Your value proposition is not complete without a clear plan to tell your clients what it is and why it should matter to them.

6. The Durability Question:
Will your market position be defensible 10 and 20 years into the future?

Every financial advisor should have a plan for their own financial security. You must ask yourself “What will financial advice look like in the future, and how will my business fit in?” Financial advisors that fail to anticipate the impact technology will have on financial advice will find it difficult to maintain their income as clients leave.

Financial planning, client management and compliance can all be improved with technology to automate the routine tasks you perform daily, providing more time for personal interactions.

7. The Secret Question:
Have you identified a unique opportunity that others don’t see?
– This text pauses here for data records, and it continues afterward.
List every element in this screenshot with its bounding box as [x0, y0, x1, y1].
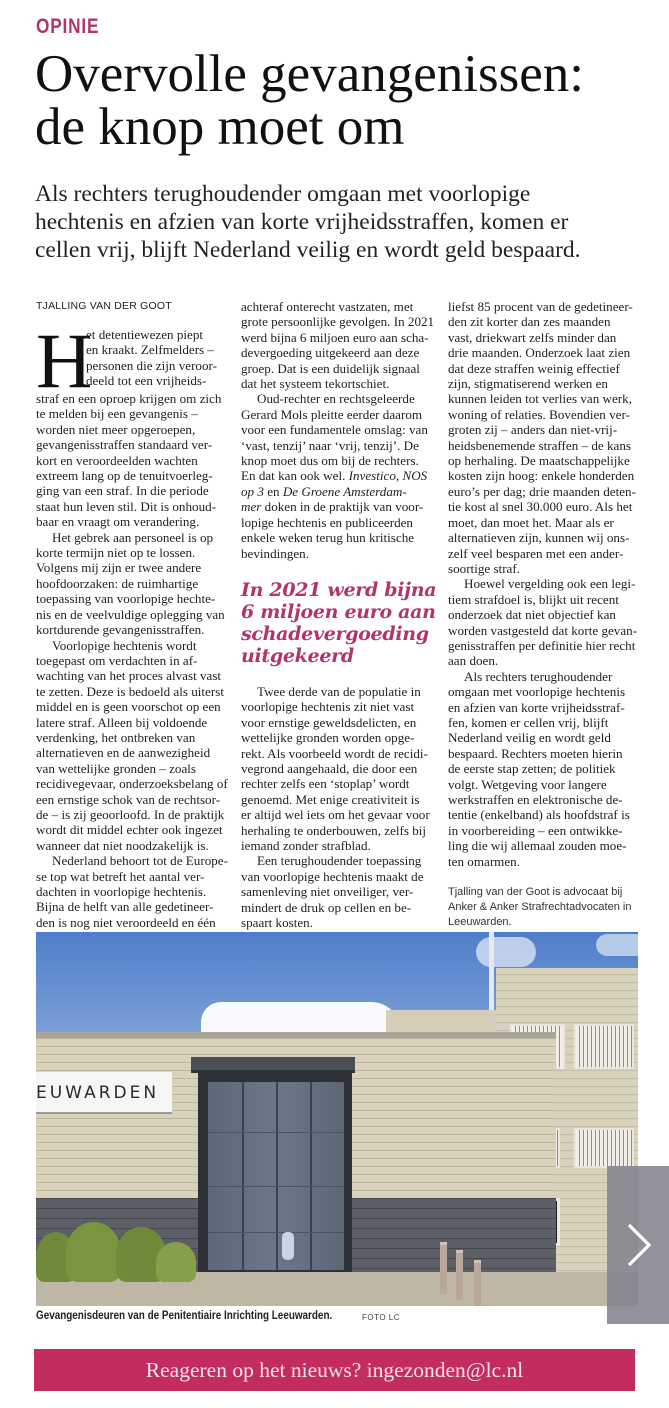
paragraph-cont: se top wat betreft het aantal ver- dachten in voorlopige hechtenis. Bijna de helft van alle gedetineer- den is nog niet veroordeeld en één	[36, 868, 216, 930]
paragraph-cont: tiem strafdoel is, blijkt uit recent onderzoek dat niet objectief kan worden vastgesteld dat korte gevan- genisstraffen per definitie hier recht aan doen.	[448, 591, 638, 669]
headline-line: de knop moet om	[35, 98, 405, 156]
opening-paragraph: H et detentiewezen piept en kraakt. Zelfmelders – personen die zijn veroor- deeld tot een vrijheids- straf en een oproep krijgen om zich te melden bij een gevangenis – worden niet meer opgeroepen, gevangenisstraffen standaard ver- kort en veroordeelden wachten extreem lang op de tenuitvoerleg- ging van een straf. In die periode staat hun leven stil. Dit is onhoud- baar en vraagt om verandering.	[36, 317, 222, 530]
paragraph: Het gebrek aan personeel is op	[52, 529, 214, 545]
chevron-right-icon	[623, 1221, 653, 1269]
paragraph-cont: toegepast om verdachten in af- wachting van het proces alvast vast te zetten. Deze is bedoeld als uiterst middel en is geen voorschot op een latere straf. Alleen bij voldoende verdenking, het ontbreken van alternatieven en de aanwezigheid van wettelijke gronden – zoals recidivegevaar, onderzoeksbelang of een ernstige schok van de rechtsor- de – is zij geoorloofd. In de praktijk wordt dit middel echter ook ingezet wanneer dat niet noodzakelijk is.	[36, 652, 228, 853]
lede-line: cellen vrij, blijft Nederland veilig en wordt geld bespaard.	[35, 237, 581, 263]
paragraph: Hoewel vergelding ook een legi-	[464, 576, 636, 592]
paragraph-cont: van voorlopige hechtenis maakt de samenleving niet onveiliger, ver- mindert de druk op cellen en be- spaart kosten.	[241, 868, 424, 930]
headline	[35, 45, 669, 156]
lede	[35, 180, 655, 264]
section-label: OPINIE	[36, 15, 100, 38]
column-2	[241, 299, 437, 961]
drop-cap: H	[36, 317, 93, 404]
paragraph-cont: Gerard Mols pleitte eerder daarom voor een fundamentele omslag: van ‘vast, tenzij’ naar ‘vrij, tenzij’. De knop moet dus om bij de rechters. En dat kan ook wel. Investico, NOS op 3 en De Groene Amsterdam- mer doken in de praktijk van voor- lopige hechtenis en publiceerden enkele weken terug hun kritische bevindingen.	[241, 406, 428, 561]
column-1	[36, 299, 232, 976]
feedback-banner[interactable]	[34, 1349, 635, 1391]
feedback-banner-text: Reageren op het nieuws? ingezonden@lc.nl	[145, 1357, 524, 1382]
paragraph: Voorlopige hechtenis wordt	[52, 637, 197, 653]
paragraph-cont: korte termijn niet op te lossen. Volgens mij zijn er twee andere hoofdoorzaken: de ruimhartige toepassing van voorlopige hechte- nis en de veelvuldige oplegging van kortdurende gevangenisstraffen.	[36, 545, 225, 638]
prison-sign: EUWARDEN	[36, 1072, 172, 1114]
byline: TJALLING VAN DER GOOT	[36, 300, 172, 312]
paragraph: Als rechters terughoudender	[464, 668, 613, 684]
column-3	[448, 299, 644, 930]
paragraph: Oud-rechter en rechtsgeleerde	[257, 391, 415, 407]
article-photo	[36, 932, 638, 1306]
article-body	[36, 299, 654, 930]
photo-caption: Gevangenisdeuren van de Penitentiaire Inrichting Leeuwarden.	[36, 1310, 333, 1322]
pull-quote: In 2021 werd bijna 6 miljoen euro aan schadevergoeding uitgekeerd	[241, 578, 437, 667]
paragraph: Een terughoudender toepassing	[257, 853, 422, 869]
author-bio: Tjalling van der Goot is advocaat bij Anker & Anker Strafrechtadvocaten in Leeuwarden.	[448, 886, 632, 929]
next-image-button[interactable]	[607, 1166, 669, 1324]
lede-line: hechtenis en afzien van korte vrijheidsstraffen, komen er	[35, 209, 569, 235]
paragraph: achteraf onterecht vastzaten, met grote persoonlijke gevolgen. In 2021 werd bijna 6 miljoen euro aan scha- devergoeding uitgekeerd aan deze groep. Dat is een duidelijk signaal dat het systeem tekortschiet.	[241, 299, 435, 392]
paragraph: liefst 85 procent van de gedetineer- den zit korter dan zes maanden vast, driekwart zelfs minder dan drie maanden. Onderzoek laat zien dat deze straffen weinig effectief zijn, stigmatiserend werken en kunnen leiden tot verlies van werk, woning of relaties. Bovendien ver- groten zij – anders dan niet-vrij- heidsbenemende straffen – de kans op herhaling. De maatschappelijke kosten zijn hoog: enkele honderden euro’s per dag; drie maanden deten- tie kost al snel 30.000 euro. Als het moet, dan moet het. Maar als er alternatieven zijn, kunnen wij ons- zelf veel besparen met een ander- soortige straf.	[448, 299, 636, 576]
lede-line: Als rechters terughoudender omgaan met voorlopige	[35, 181, 531, 207]
photo-credit: FOTO LC	[362, 1313, 401, 1322]
headline-line: Overvolle gevangenissen:	[35, 45, 584, 103]
paragraph: Nederland behoort tot de Europe-	[52, 853, 228, 869]
paragraph-cont: omgaan met voorlopige hechtenis en afzien van korte vrijheidsstraf- fen, komen er cellen vrij, blijft Nederland veilig en wordt geld bespaard. Rechters moeten hierin de eerste stap zetten; de politiek volgt. Wetgeving voor langere werkstraffen en elektronische de- tentie (enkelband) als hoofdstraf is in voorbereiding – een ontwikke- ling die wij allemaal zouden moe- ten omarmen.	[448, 684, 630, 869]
paragraph-cont: voorlopige hechtenis zit niet vast voor ernstige geweldsdelicten, en wettelijke gronden worden opge- rekt. Als voorbeeld wordt de recidi- vegrond aangehaald, die door een rechter zelfs een ‘stoplap’ wordt genoemd. Met enige creativiteit is er altijd wel iets om het gevaar voor herhaling te onderbouwen, zelfs bij iemand zonder strafblad.	[241, 699, 430, 853]
paragraph: Twee derde van de populatie in	[257, 683, 421, 699]
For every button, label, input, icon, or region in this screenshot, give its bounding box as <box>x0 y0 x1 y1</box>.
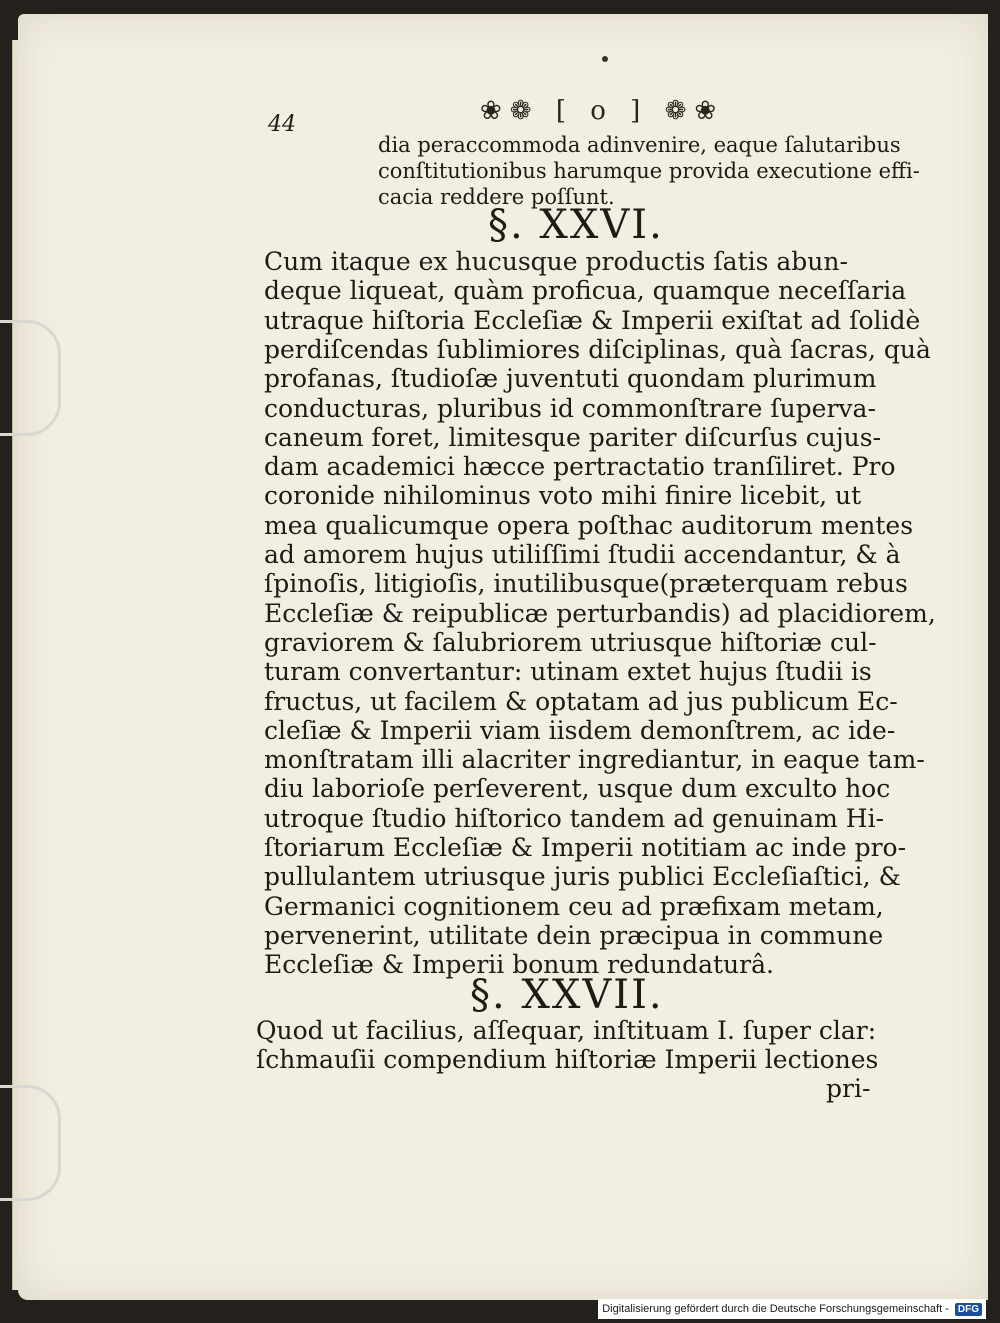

Many financial advisors justify their worth with a conventual truth that clients want the human touch. They hold on to the belief that direct to consumer financial technology, or FinTech, will only appeal to a small segment of the population and not to their clients.

As a financial advisor of the future you must embrace technology, not ignore it. You will create your value proposition around the secret that technology combined with the human touch, is “How to Build the Future” of financial advice.

In Conclusion

As I said before, I liked Zero to One not because I am in the technology business but because I am a financial advisor currently being disrupted by technology. When you read this book, relate the ideas and stories told by the author to how you run your financial advice business, then imagine what your business could become if you embrace the technology available to you.